Their knowledge of it was basically what the most conservative or traditional meal would be for an Italian, what would be cooked at home without going to a restaurant. But Italian food evolves, like everything else. It has never been codified. How many recipes with spaghetti and tomatoes have you had? And how many twists have you had in those? Some people say you should put cheese on it; other people will kill you if you add cheese. What makes Italian Italian?

What were your impressions of the United States when you first came here to work?

The volume was the first shock: going from restaurants that do 50 or 70 covers a night to a restaurant that does 350, and the speed and execution of it all. That made for a big learning curve.

What do you think made you distinctive as a chef by the time you got here?

I had a background of working in London and Spain, my own Italian culture growing up, adventures in Moscow. All of that was like a briefcase.

How did the contents of that briefcase figure into your food?

It was certainly 100-percent Italian, with some of my own creativity added to it. I try to put together combinations of recipes from one region in Italy with recipes from another region, but it’s all Italian-grounded. It just has more of a fine-dining status: a good presentation, good technique, a clean plate, great ingredients. It’s just not the kind that makes most people think of red-and-white tablecloths with a big bottle of Chianti in the middle. The Italian food of today is what I’m trying to do at Fiamma. If you go to a one- or two-Michelin-star restaurant in Italy today, you don’t necessarily have trattoria fare. You have a chef whose personality drives the restaurant and what goes on your plate.

BIOGRAPHY

Title: chef-partner of Fiamma, New York CityBirth date: January 31, 1974Hometown: Osimo, ItalyEducation: Istituto Alberghiero Panzini, Loreto, ItalyCareer highlights: James Beard Award in 2006 for Best Chef, Mid-Atlantic; leaving Maestro in McLean, Va., to join Fiamma and having a surprise goodbye party attended by 350 clients

How was it starting work in New York with Steve Hanson, an operator with a reputation that precedes him?

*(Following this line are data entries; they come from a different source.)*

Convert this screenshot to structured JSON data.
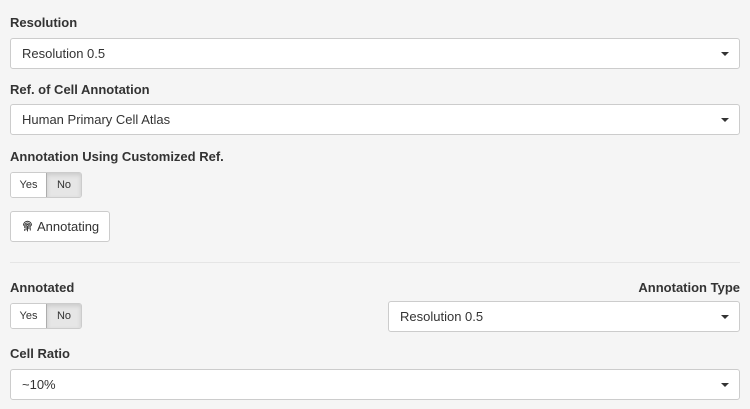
{
  "resolution": {
    "label": "Resolution",
    "value": "Resolution 0.5"
  },
  "ref_annotation": {
    "label": "Ref. of Cell Annotation",
    "value": "Human Primary Cell Atlas"
  },
  "customized_ref": {
    "label": "Annotation Using Customized Ref.",
    "yes_label": "Yes",
    "no_label": "No",
    "selected": "No"
  },
  "annotate_button": {
    "label": "Annotating",
    "icon": "fingerprint-icon"
  },
  "annotated": {
    "label": "Annotated",
    "yes_label": "Yes",
    "no_label": "No",
    "selected": "No"
  },
  "annotation_type": {
    "label": "Annotation Type",
    "value": "Resolution 0.5"
  },
  "cell_ratio": {
    "label": "Cell Ratio",
    "value": "~10%"
  }
}
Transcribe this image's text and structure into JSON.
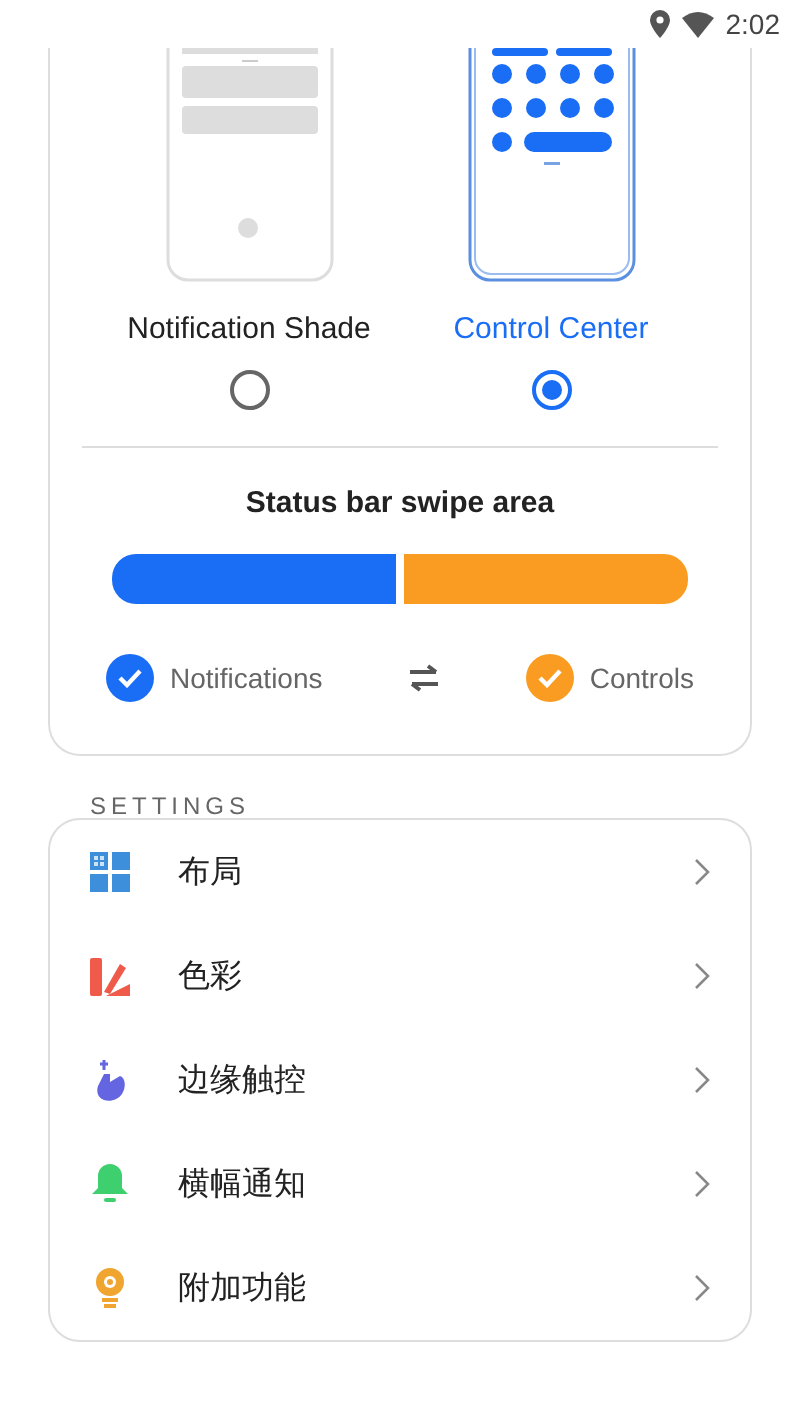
{
  "status_bar": {
    "time": "2:02"
  },
  "modes": [
    {
      "label": "Notification Shade",
      "kind": "shade",
      "selected": false
    },
    {
      "label": "Control Center",
      "kind": "control",
      "selected": true
    }
  ],
  "swipe_area": {
    "title": "Status bar swipe area",
    "level": 0.5,
    "left": {
      "label": "Notifications",
      "checked": true
    },
    "right": {
      "label": "Controls",
      "checked": true
    }
  },
  "settings_header": "SETTINGS",
  "settings": [
    {
      "label": "布局",
      "kind": "layout"
    },
    {
      "label": "色彩",
      "kind": "color"
    },
    {
      "label": "边缘触控",
      "kind": "touch"
    },
    {
      "label": "横幅通知",
      "kind": "bell"
    },
    {
      "label": "附加功能",
      "kind": "bulb"
    }
  ]
}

I think Steve Hanson and I are both driven by high expectations, so we had no problem clicking and working together.

What has surprised you about New York?

Any place you go, you need to adapt and change. To the extent of what Italian food means in this town, there are some parameters that are, to my surprise, limited. I still have to find an answer for that. Probably because you have such a wide availability of Italian establishments, it certainly requires a higher sense of risk and effort to go to the higher end of what Italian food can be. When I got written about and it said my food was not Italian — that was a big moment.

Some high-profile reviews have called your menu lots of things other than Italian — some have made mention of French food.

If you ask me to cook French, I need to look at a book first. So I don’t know where those comments come from. I think it’s a problem of perception. It’s partially our fault as Italians, because we came to this country as immigrants and were desperate to make it, so we did what we knew best. But today, in Italy, there is so much more food and knowledge about food, and we are absorbing techniques from everywhere. In New York, you can have a French chef making ravioli, and that’s still French. But you can’t have an Italian chef touch foie gras, because that’s French. But foie gras was grown by the Egyptians, and then we had it during the Roman Empire. And going back to history, we actually had something to do with French food being codified, when Catherine de Medici went to Paris and brought Italian chefs to Paris to cook at the palace there.

Can you name a specific dish that sums up what you’re trying to do as a chef?

There is one signature dish that I’ve been doing for some time, and here it was called Asian because it uses ginger. We have a restraining order from using certain ingredients here. [Laughs.] It’s a lobster ravioli, for which I use chunks of raw lobster instead of making a traditional purée. I use won ton sheets of pasta, so you can cook this ravioli gently in a warm fish stock, and the lobster will still be juicy and tender. Sometimes it’s misconceived as not Italian, because it’s just not evident that it has an Italian passport.